Financial measures included removing Russian banks from the SWIFT financial messaging system. This move is likely to accelerate the expansion of China’s own cross-border payment and settlement system – CIPS, the Chinese Swift equivalent.
CIPS offers clearing and settlement services for international yuan payment and works as a bridge connecting onshore and offshore clearing markets with participating banks. CIPS, however, only involves 1,200 financial institutions in 100 countries, far less than SWIFT with more than 11,000 institutions across 200 countries.
The trade friction between China and US in the last years and the recent sanctions on Russian banks nudge closer together. According to Chinese analysts, reducing reliance on SWIFT provides countries greater financial security and allows China to promote the yuan as an alternative. This is based on three important facts.
Firstly, more than 20 Russian banks are already connected to CIPS, contributing to a surge in digital payments between China and Russia in recent years, and the renminbi represented one-fifth of all trade between the two in 2020.

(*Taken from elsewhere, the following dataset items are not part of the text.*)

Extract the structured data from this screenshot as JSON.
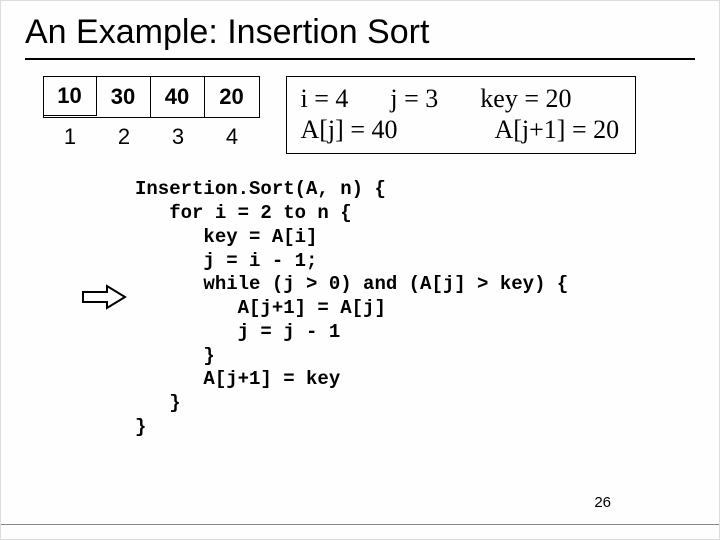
{
  "title": "An Example: Insertion Sort",
  "array": {
    "c0": "10",
    "c1": "30",
    "c2": "40",
    "c3": "20"
  },
  "index": {
    "i0": "1",
    "i1": "2",
    "i2": "3",
    "i3": "4"
  },
  "state": {
    "i": "i = 4",
    "j": "j = 3",
    "key": "key = 20",
    "aj": "A[j] = 40",
    "ajp1": "A[j+1] = 20"
  },
  "code": {
    "l0": "Insertion.Sort(A, n) {",
    "l1": "   for i = 2 to n {",
    "l2": "      key = A[i]",
    "l3": "      j = i - 1;",
    "l4": "      while (j > 0) and (A[j] > key) {",
    "l5": "         A[j+1] = A[j]",
    "l6": "         j = j - 1",
    "l7": "      }",
    "l8": "      A[j+1] = key",
    "l9": "   }",
    "l10": "}"
  },
  "pagenum": "26"
}
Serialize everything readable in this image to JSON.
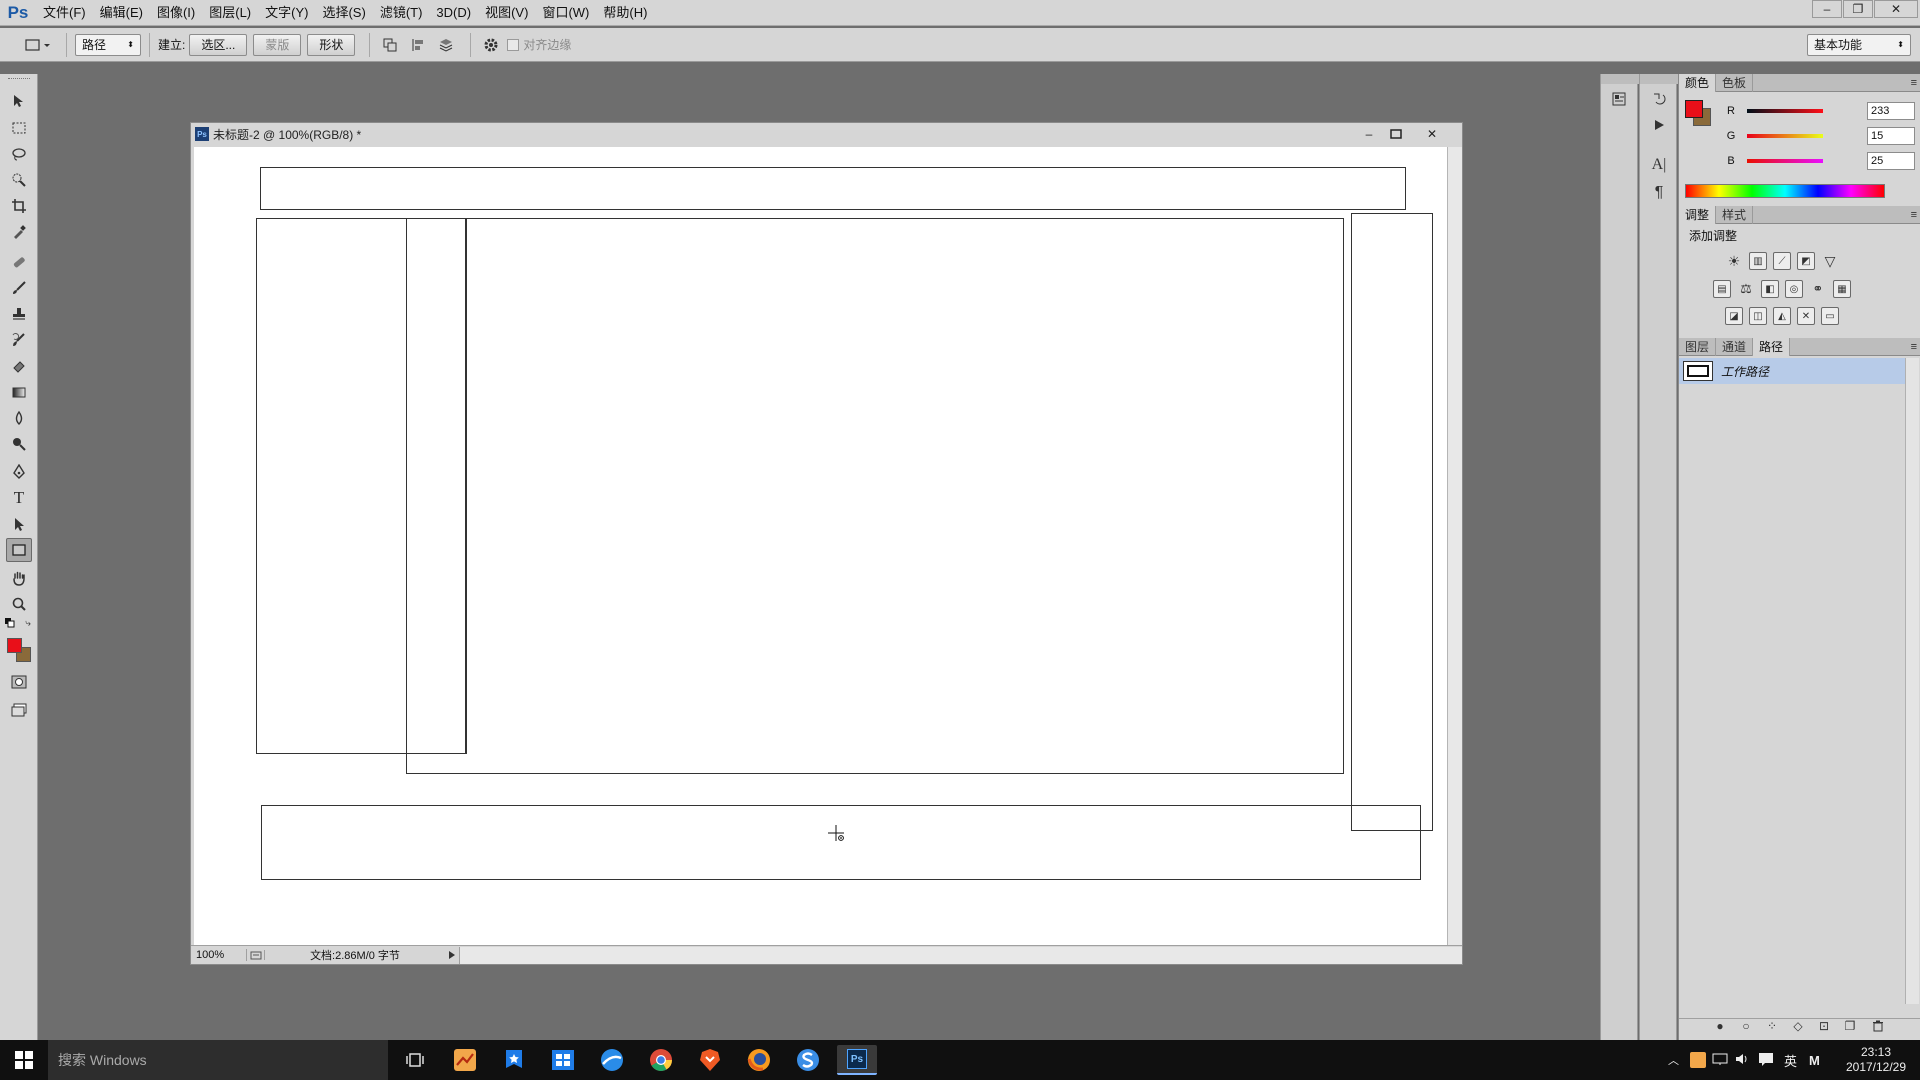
{
  "app": {
    "logo": "Ps"
  },
  "menubar": {
    "items": [
      "文件(F)",
      "编辑(E)",
      "图像(I)",
      "图层(L)",
      "文字(Y)",
      "选择(S)",
      "滤镜(T)",
      "3D(D)",
      "视图(V)",
      "窗口(W)",
      "帮助(H)"
    ]
  },
  "window_controls": {
    "minimize": "–",
    "restore": "❐",
    "close": "✕"
  },
  "options": {
    "mode_select": "路径",
    "create_label": "建立:",
    "selection_btn": "选区...",
    "mask_btn": "蒙版",
    "shape_btn": "形状",
    "align_edges_label": "对齐边缘",
    "workspace_select": "基本功能"
  },
  "document": {
    "title": "未标题-2 @ 100%(RGB/8) *",
    "zoom": "100%",
    "doc_info": "文档:2.86M/0 字节"
  },
  "panels": {
    "color": {
      "tabs": [
        "颜色",
        "色板"
      ],
      "r_label": "R",
      "g_label": "G",
      "b_label": "B",
      "r": "233",
      "g": "15",
      "b": "25",
      "foreground": "#e90f19",
      "background": "#8a6a3a"
    },
    "adjust": {
      "tabs": [
        "调整",
        "样式"
      ],
      "heading": "添加调整"
    },
    "layers": {
      "tabs": [
        "图层",
        "通道",
        "路径"
      ],
      "active_tab": "路径",
      "paths": [
        {
          "name": "工作路径"
        }
      ]
    }
  },
  "taskbar": {
    "search_placeholder": "搜索 Windows",
    "ime_lang": "英",
    "ime_mode": "M",
    "time": "23:13",
    "date": "2017/12/29"
  }
}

Secondly, to cut its exposure to the US and western Europe, Russia invested in Chinese assets through its central bank, with the final aim to secure financial security.
Finally, SWIFT sanctions also affected Iran, another significant oil producer as Russia. Furthermore, this could rev the decline of the petrodollar system and enhance the use of the yuan at the international level.
To conclude, the current SWIFT sanctions on Russia represent a tool to expand CIPS across the globe and a further step to boost the use of the Chinese Yuan.